You could be forgiven, if you didn’t know The Merchant of Venice well, for believing it to be a tragedy and more so for thinking Shylock is one of Shakespeare’s most caricature villains. Thankfully, Jonathan Munby directs with flair, amping up the comedy without losing even a hint of pathos in what may already be the highlight of Shakespeare’s Globe’s summer season.
At a time when anti-Semitic sentiment is reportedly on the rise, it’s no surprise that we find, in the sublime Jonathan Pryce perhaps the most sympathetic and well-rounded Shylock yet to grace the stage. It helps that Munby gives us a preamble that
shows just how denigrated Jews are by the wider Venetian society.

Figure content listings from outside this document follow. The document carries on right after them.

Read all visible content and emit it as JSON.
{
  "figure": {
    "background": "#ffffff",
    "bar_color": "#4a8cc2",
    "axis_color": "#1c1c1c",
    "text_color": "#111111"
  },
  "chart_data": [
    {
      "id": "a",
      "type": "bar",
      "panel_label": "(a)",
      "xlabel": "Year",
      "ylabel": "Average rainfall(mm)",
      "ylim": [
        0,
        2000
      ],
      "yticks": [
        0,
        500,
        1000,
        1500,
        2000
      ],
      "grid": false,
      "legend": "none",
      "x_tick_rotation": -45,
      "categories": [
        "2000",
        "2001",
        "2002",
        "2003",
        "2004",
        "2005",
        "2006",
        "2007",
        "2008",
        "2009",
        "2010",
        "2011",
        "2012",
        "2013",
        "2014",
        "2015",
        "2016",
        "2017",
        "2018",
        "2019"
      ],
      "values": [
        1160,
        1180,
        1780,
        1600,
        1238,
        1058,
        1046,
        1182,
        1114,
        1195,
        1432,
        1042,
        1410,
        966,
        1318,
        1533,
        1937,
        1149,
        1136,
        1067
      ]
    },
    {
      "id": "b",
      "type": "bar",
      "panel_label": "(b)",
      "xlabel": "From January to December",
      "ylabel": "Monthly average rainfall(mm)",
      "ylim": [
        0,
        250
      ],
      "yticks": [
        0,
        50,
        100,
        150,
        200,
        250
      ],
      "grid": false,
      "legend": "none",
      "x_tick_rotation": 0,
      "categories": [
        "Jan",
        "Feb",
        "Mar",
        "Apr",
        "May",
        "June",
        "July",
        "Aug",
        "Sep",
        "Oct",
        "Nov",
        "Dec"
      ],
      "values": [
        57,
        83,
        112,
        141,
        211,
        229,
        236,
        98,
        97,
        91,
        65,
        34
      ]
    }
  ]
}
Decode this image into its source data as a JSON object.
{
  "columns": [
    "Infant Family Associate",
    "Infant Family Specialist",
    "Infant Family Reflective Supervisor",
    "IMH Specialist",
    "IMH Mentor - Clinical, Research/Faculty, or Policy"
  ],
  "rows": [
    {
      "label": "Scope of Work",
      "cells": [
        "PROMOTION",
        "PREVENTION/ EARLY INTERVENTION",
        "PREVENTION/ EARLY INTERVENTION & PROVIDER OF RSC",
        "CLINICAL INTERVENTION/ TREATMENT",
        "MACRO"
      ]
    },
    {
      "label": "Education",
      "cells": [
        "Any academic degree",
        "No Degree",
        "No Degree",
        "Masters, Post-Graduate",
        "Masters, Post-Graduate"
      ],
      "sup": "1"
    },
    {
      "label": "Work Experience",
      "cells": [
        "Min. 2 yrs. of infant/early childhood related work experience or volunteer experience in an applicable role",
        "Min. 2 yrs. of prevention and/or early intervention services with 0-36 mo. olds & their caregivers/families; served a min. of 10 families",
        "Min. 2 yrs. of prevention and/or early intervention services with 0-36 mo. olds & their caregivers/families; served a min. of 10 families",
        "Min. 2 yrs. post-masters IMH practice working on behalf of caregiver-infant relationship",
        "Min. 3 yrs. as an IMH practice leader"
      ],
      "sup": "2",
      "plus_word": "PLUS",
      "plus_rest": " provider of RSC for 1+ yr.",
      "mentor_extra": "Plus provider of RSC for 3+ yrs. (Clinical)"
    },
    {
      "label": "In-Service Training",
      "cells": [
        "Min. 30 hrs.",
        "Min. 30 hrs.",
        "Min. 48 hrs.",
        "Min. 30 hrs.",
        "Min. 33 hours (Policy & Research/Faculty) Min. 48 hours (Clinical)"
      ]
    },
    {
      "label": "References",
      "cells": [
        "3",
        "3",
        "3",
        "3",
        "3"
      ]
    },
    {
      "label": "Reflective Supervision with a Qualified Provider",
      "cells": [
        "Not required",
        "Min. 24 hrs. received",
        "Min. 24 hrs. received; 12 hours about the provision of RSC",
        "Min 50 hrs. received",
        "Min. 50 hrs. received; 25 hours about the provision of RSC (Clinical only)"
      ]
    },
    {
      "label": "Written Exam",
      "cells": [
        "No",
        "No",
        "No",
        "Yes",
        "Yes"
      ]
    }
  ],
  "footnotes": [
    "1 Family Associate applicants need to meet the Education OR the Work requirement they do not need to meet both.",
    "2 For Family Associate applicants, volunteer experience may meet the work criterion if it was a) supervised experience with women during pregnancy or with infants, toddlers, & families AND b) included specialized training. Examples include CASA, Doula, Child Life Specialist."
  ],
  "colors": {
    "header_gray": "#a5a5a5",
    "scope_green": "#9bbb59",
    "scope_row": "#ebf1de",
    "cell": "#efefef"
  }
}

We see masked figures beat and spit on an unsuspecting Hebrew and Shylock himself details the abuse he has suffered at the hands of the titular Antonio when the latter comes to him asking to borrow money.
It’s true that it’s still impossible to condone the contract that allows the money-lender a pound of Antonio’s flesh if he defaults, but you can at least understand the path that leads Shylock to this point!
Of course there’s much comedy to be found in the play too.
Chiefly in the form of Stefan Adegbola’s
Launcelot Gobbo who, midway through the first act, steals two members of the
audience to perform an impromptu morality play as he decides whether or not to
flee the Jew’s service.
Sturzaker makes for a wonderfully witty Gratiano. He makes his entrance by
lunging across the stage to vomit into a pale, but like so many of
Shakespeare’s seemingly foolish sidekicks (Enobarbus springs immediately to
mind) he often shows the flaws in our heroic leading men. In this case that
would be Bassanio, who asks his friend Antonio for money to allow him to woo
Portia. Dominic Mafham and Daniel Lapaine, as the lover and the
merchant respectively, form an emotional pair, their fraternal bond is clearly
strong and, on Antonio’s part at least, the relationship may well be perceived
The ladies here are the equal of their male colleagues too. Rachel Pickup makes for a wily Portia,
as intelligent as she is smart, while Dorothea
Myer-Bennett makes a big impression with the smaller role of the maid
Nerissa. When the two are tricking their new husbands the glee is delightful,
but both maintain the serious aspect of their characters wonderfully. The
standout though, playing Shylock’s daughter Jessica is Pryce’s real life
daughter. This marks the biggest role Phoebe
Pryce has performed to date and she is wonderful. The epilogue, whereby
Munby portrays the money-lender’s forced conversion to Catholicism while his
daughter weeps for her own lost faith is heart rending!
This then is an uneasy comedy, a surprisingly upbeat tragedy
and a worryingly pertinent warning about judging people by their beliefs. It’s
also a masterclass in presenting a tricky text full of difficult subject matter
for the audience. Munby and his cast manage it with aplomb!